Complicated UTI (Principles)
- Think source control: remove/replace catheters, relieve obstruction (urology consult if needed), manage stones.
- Use broader empiric therapy guided by risk (healthcare exposure, prior ESBL, recent antibiotics) and narrow when culture results are back.
- Typical duration: 5–7 days for responsive lower tract infections with potent agents; 7–14 days for upper tract or slow responders—follow local guidance.
When to Image
- Recurrent pyelo, persistent fever >48–72 h on therapy, suspected obstruction/stone, severe diabetes/immunosuppression, or men with atypical course.
- Modality: CT abdomen/pelvis with contrast if stable; ultrasound if radiation avoidance is preferred or to look for hydronephrosis.
Special Populations
- Pregnancy: Always culture; avoid fluoroquinolones and TMP–SMX near term; consider amoxicillin-clavulanate, cephalexin, or fosfomycin for cystitis; admit pyelo for IV therapy.
- Men: Treat as complicated unless a clear simple cystitis scenario; evaluate for prostatitis if recurrent or systemic symptoms.
- Catheter-associated: Replace catheter, culture from the new device, and treat based on symptoms (avoid treating asymptomatic bacteriuria).
- Asymptomatic bacteriuria: Treat only in pregnancy or before urologic procedures expected to cause mucosal bleeding.
Prevention & Recurrence Strategy
- Hydration, timed voiding, post-coital voiding, manage constipation.
- Consider vaginal estrogen for post-menopausal women with recurrent UTIs (if no contraindication).
- For frequent recurrences: patient-initiated short courses at symptom onset, or prophylaxis (continuous or post-coital) after shared decision-making.
Red Flags (Escalate)
- Sepsis criteria, pregnancy with fever/flank pain, anuria/obstruction, persistent vomiting, known stones with fever, or immunosuppression.
Patient FAQs
“Do I always need antibiotics?” For bacterial cystitis, yes—short, targeted courses are best.

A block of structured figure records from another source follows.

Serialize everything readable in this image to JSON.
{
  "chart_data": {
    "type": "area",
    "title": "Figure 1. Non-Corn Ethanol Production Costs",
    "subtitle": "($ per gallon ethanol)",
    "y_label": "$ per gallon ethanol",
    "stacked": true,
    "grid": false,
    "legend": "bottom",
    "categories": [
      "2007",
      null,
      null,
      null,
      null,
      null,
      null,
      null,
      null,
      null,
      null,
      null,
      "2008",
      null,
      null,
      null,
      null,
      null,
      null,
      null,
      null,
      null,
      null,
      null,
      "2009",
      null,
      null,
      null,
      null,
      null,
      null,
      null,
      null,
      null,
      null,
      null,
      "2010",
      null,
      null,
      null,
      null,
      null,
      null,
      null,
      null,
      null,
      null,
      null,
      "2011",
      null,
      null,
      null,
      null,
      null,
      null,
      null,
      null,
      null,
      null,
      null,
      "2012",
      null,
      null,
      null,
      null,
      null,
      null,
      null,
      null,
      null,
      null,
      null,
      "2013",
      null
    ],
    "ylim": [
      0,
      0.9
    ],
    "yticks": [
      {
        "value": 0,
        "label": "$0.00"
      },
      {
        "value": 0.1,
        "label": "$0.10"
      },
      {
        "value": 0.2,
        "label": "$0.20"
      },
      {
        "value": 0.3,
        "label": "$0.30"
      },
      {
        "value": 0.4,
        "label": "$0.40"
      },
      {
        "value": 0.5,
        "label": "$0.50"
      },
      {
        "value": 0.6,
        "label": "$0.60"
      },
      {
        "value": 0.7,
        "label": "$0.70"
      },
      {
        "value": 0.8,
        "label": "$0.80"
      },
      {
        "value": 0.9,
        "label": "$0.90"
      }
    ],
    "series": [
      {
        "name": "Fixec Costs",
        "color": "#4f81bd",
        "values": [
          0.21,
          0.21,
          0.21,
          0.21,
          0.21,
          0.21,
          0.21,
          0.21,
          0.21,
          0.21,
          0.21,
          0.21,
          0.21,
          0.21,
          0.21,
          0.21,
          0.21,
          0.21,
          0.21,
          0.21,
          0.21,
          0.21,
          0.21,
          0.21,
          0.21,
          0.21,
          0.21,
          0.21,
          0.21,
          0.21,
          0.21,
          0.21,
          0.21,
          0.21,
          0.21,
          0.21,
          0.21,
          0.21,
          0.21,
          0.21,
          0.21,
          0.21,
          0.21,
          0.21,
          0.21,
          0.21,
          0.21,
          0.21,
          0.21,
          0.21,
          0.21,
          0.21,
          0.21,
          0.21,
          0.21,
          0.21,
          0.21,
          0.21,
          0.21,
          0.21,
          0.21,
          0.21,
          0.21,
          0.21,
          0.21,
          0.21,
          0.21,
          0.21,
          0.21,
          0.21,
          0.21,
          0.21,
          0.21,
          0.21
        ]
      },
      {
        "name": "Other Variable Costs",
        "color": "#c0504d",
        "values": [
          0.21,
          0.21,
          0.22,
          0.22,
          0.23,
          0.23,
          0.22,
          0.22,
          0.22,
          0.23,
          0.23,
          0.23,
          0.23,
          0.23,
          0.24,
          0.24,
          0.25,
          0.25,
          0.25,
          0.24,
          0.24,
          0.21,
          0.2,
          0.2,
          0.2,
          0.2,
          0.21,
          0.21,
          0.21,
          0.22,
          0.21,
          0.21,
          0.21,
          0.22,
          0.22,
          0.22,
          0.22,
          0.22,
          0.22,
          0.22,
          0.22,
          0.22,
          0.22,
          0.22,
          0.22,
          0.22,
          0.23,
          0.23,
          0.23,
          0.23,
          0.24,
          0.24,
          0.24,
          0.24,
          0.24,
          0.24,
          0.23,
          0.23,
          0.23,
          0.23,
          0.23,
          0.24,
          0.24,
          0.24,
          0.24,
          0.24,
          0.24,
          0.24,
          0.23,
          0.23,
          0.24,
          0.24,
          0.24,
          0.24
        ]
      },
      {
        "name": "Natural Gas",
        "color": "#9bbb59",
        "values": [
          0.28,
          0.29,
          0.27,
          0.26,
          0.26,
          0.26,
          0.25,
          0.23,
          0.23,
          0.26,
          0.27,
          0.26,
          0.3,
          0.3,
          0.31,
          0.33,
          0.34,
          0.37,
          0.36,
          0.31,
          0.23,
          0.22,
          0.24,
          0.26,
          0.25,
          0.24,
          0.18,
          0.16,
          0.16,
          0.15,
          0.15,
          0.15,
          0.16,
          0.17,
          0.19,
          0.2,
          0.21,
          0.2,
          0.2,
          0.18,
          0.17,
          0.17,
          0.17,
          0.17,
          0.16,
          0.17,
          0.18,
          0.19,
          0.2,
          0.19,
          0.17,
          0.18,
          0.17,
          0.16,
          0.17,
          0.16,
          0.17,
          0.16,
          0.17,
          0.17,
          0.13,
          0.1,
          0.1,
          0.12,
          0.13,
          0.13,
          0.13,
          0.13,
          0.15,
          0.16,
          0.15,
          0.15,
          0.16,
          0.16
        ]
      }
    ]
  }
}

For nonspecific dysuria with negative tests, consider vaginitis, urethritis (STIs), irritants, or interstitial cystitis.
“Why did my UTI come back?” Incomplete eradication, reinfection from periurethral flora, sex, spermicides, or an underlying anatomic issue. A prevention plan reduces risk.
References & Notes
This guide reflects common internal medicine and infectious-disease pathways emphasizing short, targeted therapy, culture when it changes management, and avoidance of unnecessary broad agents. Educational only; follow local resistance data and protocols.